I felt better after I stopped taking Cipro but then I began having chills so bad I couldn’t get warm. I went skiing and had much less endurance. I developed sore knees and quit jogging. I was losing pilates holds I’d done for years. As time went on the weakness got worse and new symptoms developed. I had strange burnt orange colored urine which I later learned is a sign of rhabdomyolisis and would explain why I was losing muscular strength. I developed right foot drop, right leg weakness, and my eyes became highly sensitive to sunlight. The next winter I could barely ski 3 hours before my legs would shake so badly I had to stop. My skin aged seemingly overnight and I developed IBS and other digestive track issues. I had trouble holding a glass or utensils, had muscle twitches, difficulty sleeping, vertigo, extreme pain/temperature sensitivity, tinnitus, blurred/smokey vision, memory loss, overwhelming fatigue, difficulty speaking, random shooting pains, cramping/muscle spasms, and sensations of chills or vibrations running up and down my legs. It was all I could do to get through a day at work. The cold caused me to stiffen up severely and I developed tremors that would come and go and I had no idea why.
Two years after the Cipro I went to a neurosurgeon thinking I had a back problem. Next came a neurologist. All my tests came back normal or negative; MRI’s, blood work, spinal tap, emg, etc. I was told when I got worse they could diagnose me but I had a degenerative neurological disorder. I was desperate so I tried acupuncture and regained some motor function. But the fatigue and leg cramps got worse and I had anxiety and mild depression. I went to an orthopedic next for my right hip. He took x rays and told me to see a neurologist. So I saw a specialist in multiple sclerosis who told me that I did not have MS but a neurological disorder and gave me names of other neurologists to see. At two and a half years out my acupuncturist suggested I take vitamin B12 and calcium with magnesium and within a couple days I felt considerably better. Previously I had asked doctors if I could be nutritionally deficient. The response was always “no” even though my primary diagnosed me as severely vitamin D deficient. Over the next few months I gradually added other nutritional supplements and my symptoms improved. I then went to a hip specialist who ordered an MRI and discovered a labral tear. The tear occurred during a non weight bearing movement without any traumatic event. Shortly after this a friend told me they ripped a calf muscle and had nervous system damage 6 months after taking Avelox. That was when I discovered the cause of my health problems. It was 3 years since I’d taken Cipro. A year after hip surgery (4 yrs post flox) I had a limp and arthritis in the hip. My ortho told me he wanted me reevaluated for MS because of my gait. Retesting proved I didn’t have MS.
It’s now July of 2014. I’m 53, have a handicap placard. I’m on disability and haven’t worked in almost 3 yrs. Always an outdoors person I can’t even walk down my driveway without help. My hips and ankles do not work properly primarily because of tendon/ligament damage. I see a neurologist as I have issues similar to Primary Lateral Sclerosis. I have occasional chills/vibrations in the nerves of the legs but they are mild. I have random nerve pains that come and go, joint pain/popping, spasticity, ataxia, and I remain sensitive to cold. I also still have tremors, speech and balance problems. I have recovered largely from the brain fog, memory loss, anxiety, tinnitus, and depression. I am still trying to regain muscular strength, balance and flexibility. I followed the Specific Carbohydrate Diet (SCD) for a full yr because although I was sugar, gluten, and processed food free for over a year I had worsening digestive issues, I began essential oils 8 months into SCD and they helped significantly also.
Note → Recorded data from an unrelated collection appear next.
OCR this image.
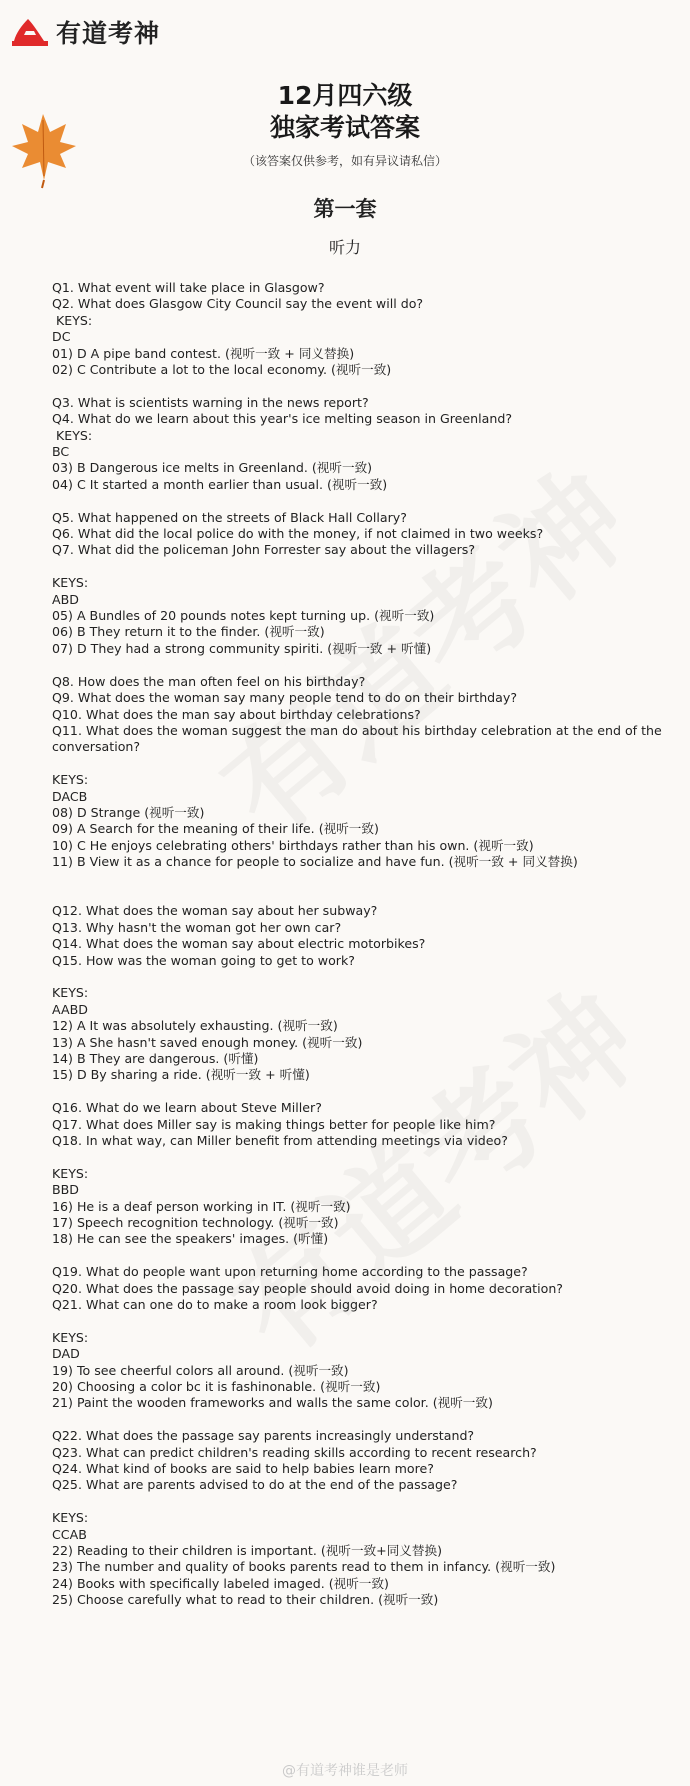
有道考神
12月四六级
独家考试答案
（该答案仅供参考，如有异议请私信）
第一套
听力
Q1. What event will take place in Glasgow?
Q2. What does Glasgow City Council say the event will do?
KEYS:
DC
01) D A pipe band contest. (视听一致 + 同义替换)
02) C Contribute a lot to the local economy. (视听一致)
Q3. What is scientists warning in the news report?
Q4. What do we learn about this year's ice melting season in Greenland?
KEYS:
BC
03) B Dangerous ice melts in Greenland. (视听一致)
04) C It started a month earlier than usual. (视听一致)
Q5. What happened on the streets of Black Hall Collary?
Q6. What did the local police do with the money, if not claimed in two weeks?
Q7. What did the policeman John Forrester say about the villagers?
KEYS:
ABD
05) A Bundles of 20 pounds notes kept turning up. (视听一致)
06) B They return it to the finder. (视听一致)
07) D They had a strong community spiriti. (视听一致 + 听懂)
Q8. How does the man often feel on his birthday?
Q9. What does the woman say many people tend to do on their birthday?
Q10. What does the man say about birthday celebrations?
Q11. What does the woman suggest the man do about his birthday celebration at the end of the
conversation?
KEYS:
DACB
08) D Strange (视听一致)
09) A Search for the meaning of their life. (视听一致)
10) C He enjoys celebrating others' birthdays rather than his own. (视听一致)
11) B View it as a chance for people to socialize and have fun. (视听一致 + 同义替换)
Q12. What does the woman say about her subway?
Q13. Why hasn't the woman got her own car?
Q14. What does the woman say about electric motorbikes?
Q15. How was the woman going to get to work?
KEYS:
AABD
12) A It was absolutely exhausting. (视听一致)
13) A She hasn't saved enough money. (视听一致)
14) B They are dangerous. (听懂)
15) D By sharing a ride. (视听一致 + 听懂)
Q16. What do we learn about Steve Miller?
Q17. What does Miller say is making things better for people like him?
Q18. In what way, can Miller benefit from attending meetings via video?
KEYS:
BBD
16) He is a deaf person working in IT. (视听一致)
17) Speech recognition technology. (视听一致)
18) He can see the speakers' images. (听懂)
Q19. What do people want upon returning home according to the passage?
Q20. What does the passage say people should avoid doing in home decoration?
Q21. What can one do to make a room look bigger?
KEYS:
DAD
19) To see cheerful colors all around. (视听一致)
20) Choosing a color bc it is fashinonable. (视听一致)
21) Paint the wooden frameworks and walls the same color. (视听一致)
Q22. What does the passage say parents increasingly understand?
Q23. What can predict children's reading skills according to recent research?
Q24. What kind of books are said to help babies learn more?
Q25. What are parents advised to do at the end of the passage?
KEYS:
CCAB
22) Reading to their children is important. (视听一致+同义替换)
23) The number and quality of books parents read to them in infancy. (视听一致)
24) Books with specifically labeled imaged. (视听一致)
25) Choose carefully what to read to their children. (视听一致)
@有道考神谁是老师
Two months ago I began taking a product called lunasin. I have spent tens of thousands of dollars on alternative therapies, supplements/vitamins, and traditional medicine. The alternative therapies have helped far more than traditional. Not a day goes by where I don’t think about what I’ve been through. I was always a glass is half full person so I still hope that I will improve. On my more realistic days I know that this is my life now – permanently physically damaged from 4 antibiotic pills.